Memories of the Foundling Hospital

I remember my first day really clearly. Being put in a line of girls and having our hair cut to the same pudding basin shape. Then being thrown into the bath and all us of putting on the same prickly dresses. The school was very strict and regimented and we were called by our surname so I was Prynne. Or “A5” after the dormitory I was in.

When I was six or seven I developed a serious earache and I was put into the sickbay with a girl called Evelyn. She was there because she had very bad asthma. We were being guinea pigs for penicillin which was new at that time. So we spent a blissful six weeks in the summer of 1942 chatting, swimming, playing and eating. No rules, no haircuts, none of the normal routine. Evelyn was a lifelong friend. Sadly, she died this year but to her dying day that’s all we ever talked about. Other people, our contemporaries, were so envious.

Eleanor (left) with her best friend, Evelyn. Green Park, London circa 1950, courtesy Eleanor Allen

A musical future

During my time at the Hospital we had a very progressive music master who taught me to play the oboe and my talent for music led to a Scholarship at Malvern College. I remember Miss Brooks, the headmistress, insisting that we create a history for me that was “acceptable.” She came up with this story that my parents had been killed in a car crash and I had to learn this parrot fashion. I was completely out of my element at the school, which was full of debutantes going off to May Balls and the like. Fortunately, I had a lot of music teaching and that eventually lead to me going to the Royal Academy of Music. I didn’t think I’d get in but I did.

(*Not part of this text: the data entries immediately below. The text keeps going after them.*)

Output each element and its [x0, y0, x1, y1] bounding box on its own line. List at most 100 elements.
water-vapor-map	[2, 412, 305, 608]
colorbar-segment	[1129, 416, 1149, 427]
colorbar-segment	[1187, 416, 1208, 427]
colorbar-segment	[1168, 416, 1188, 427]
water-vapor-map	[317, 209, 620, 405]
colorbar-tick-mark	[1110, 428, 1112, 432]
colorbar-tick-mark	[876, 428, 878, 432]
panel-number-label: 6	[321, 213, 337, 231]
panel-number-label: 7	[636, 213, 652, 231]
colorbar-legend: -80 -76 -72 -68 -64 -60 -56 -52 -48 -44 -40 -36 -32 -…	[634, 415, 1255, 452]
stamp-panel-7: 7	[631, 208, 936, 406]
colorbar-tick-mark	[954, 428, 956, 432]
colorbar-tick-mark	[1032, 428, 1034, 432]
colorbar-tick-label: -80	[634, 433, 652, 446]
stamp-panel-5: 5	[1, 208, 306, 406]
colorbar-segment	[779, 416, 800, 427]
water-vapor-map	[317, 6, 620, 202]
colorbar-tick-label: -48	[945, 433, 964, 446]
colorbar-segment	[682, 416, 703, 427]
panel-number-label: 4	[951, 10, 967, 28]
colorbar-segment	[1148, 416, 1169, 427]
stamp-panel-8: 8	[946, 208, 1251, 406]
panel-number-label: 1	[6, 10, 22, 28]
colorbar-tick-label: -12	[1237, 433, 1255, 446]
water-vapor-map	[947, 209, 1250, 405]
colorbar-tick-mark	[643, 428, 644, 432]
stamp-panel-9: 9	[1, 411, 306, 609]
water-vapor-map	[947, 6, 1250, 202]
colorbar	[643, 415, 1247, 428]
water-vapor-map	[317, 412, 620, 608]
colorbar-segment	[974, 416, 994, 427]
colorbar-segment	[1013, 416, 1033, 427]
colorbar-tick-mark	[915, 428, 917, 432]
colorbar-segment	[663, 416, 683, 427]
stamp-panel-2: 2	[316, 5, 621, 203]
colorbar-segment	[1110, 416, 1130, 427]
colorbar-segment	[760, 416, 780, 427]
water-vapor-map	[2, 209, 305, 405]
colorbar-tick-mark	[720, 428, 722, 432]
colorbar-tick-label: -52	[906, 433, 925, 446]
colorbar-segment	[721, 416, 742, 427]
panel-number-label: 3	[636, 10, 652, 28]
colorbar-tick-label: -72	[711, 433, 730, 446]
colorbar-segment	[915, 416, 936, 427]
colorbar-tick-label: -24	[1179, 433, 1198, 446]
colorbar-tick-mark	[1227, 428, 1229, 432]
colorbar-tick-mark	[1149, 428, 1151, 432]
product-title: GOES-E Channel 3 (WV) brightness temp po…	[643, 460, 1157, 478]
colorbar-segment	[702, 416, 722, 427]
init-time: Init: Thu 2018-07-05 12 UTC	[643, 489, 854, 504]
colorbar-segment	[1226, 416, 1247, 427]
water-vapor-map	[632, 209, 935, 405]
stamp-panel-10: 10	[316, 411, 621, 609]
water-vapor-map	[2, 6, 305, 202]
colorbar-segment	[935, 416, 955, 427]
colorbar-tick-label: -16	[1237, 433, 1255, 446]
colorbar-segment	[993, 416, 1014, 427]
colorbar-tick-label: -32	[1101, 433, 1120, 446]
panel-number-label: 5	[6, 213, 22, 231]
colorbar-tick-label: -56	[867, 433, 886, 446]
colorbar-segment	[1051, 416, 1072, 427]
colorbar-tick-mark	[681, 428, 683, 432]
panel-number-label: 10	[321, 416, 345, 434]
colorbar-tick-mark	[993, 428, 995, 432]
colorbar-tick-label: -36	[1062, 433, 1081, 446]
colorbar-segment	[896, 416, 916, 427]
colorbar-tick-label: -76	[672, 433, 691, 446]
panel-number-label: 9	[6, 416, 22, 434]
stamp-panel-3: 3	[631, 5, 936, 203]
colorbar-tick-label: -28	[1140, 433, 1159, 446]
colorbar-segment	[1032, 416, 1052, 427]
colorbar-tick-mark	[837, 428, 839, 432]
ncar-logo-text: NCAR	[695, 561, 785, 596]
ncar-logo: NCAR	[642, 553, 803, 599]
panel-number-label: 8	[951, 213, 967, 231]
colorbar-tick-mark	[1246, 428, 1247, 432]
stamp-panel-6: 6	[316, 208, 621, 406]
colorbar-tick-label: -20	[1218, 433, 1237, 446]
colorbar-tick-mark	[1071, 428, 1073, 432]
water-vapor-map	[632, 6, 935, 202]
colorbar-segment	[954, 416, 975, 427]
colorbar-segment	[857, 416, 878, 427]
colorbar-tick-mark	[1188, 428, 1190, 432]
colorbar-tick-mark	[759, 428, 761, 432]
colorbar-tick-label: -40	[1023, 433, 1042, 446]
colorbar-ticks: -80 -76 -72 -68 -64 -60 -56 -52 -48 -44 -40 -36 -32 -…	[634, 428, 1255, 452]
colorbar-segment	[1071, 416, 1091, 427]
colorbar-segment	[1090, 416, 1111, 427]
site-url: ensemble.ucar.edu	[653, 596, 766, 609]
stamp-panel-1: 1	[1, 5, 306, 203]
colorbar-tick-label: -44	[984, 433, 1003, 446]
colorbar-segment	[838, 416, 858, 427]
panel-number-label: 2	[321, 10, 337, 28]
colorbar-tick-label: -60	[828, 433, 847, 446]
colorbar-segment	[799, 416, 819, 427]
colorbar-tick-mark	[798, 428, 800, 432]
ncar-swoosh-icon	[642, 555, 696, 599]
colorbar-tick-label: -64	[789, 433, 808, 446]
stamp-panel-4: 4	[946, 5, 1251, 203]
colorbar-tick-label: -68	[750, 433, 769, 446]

I loved the Royal Academy. I had a lovely professor of woodwind a lady known as Margaret Elliott who later became Margaret Asher. At one point, I lived with the Asher family. This was when the daughter Jane was going out with Paul McCartney and he used to babysit for me. My best friend at Malvern was a girl called Jane Allen and she had a brother called John who used to come and take us out in his car. When he came back from national service in 1956 he proposed to me and I said ‘yes’. The marriage lasted 58 years long and we had four children who grew up to be very successful people. I had a good career in teaching and music and at the age of 60 I took a degree in English. I then worked in journalism for six years and became a volunteer at the Foundling Museum.

Looking to the past

It was John who encouraged me in my sixties to find out more about my past. I worked with Val Molloy, a Senior Social Worker at Coram, who helped us look through my records. Eventually I met my three half siblings. One of my sisters is only a year and a half younger than me. My mother had got pregnant again and went on to marry the father of my half-sisters. My feeling has always been if you had a baby in your arms and you had to part with it, you’d want another one. So I understand that. I was really happy for her and they said she was a brilliant mum. Sadly I never met her as she died in 1994 and I only began looking for her in the early 2000s.

“Thankfully, a lot of the gaps in my past have been filled. Many of them thanks to my Foundling Hospital contemporaries who I still meet from time to time. They know bits that I don’t remember or things that I never knew. Which helps make sense of it all.”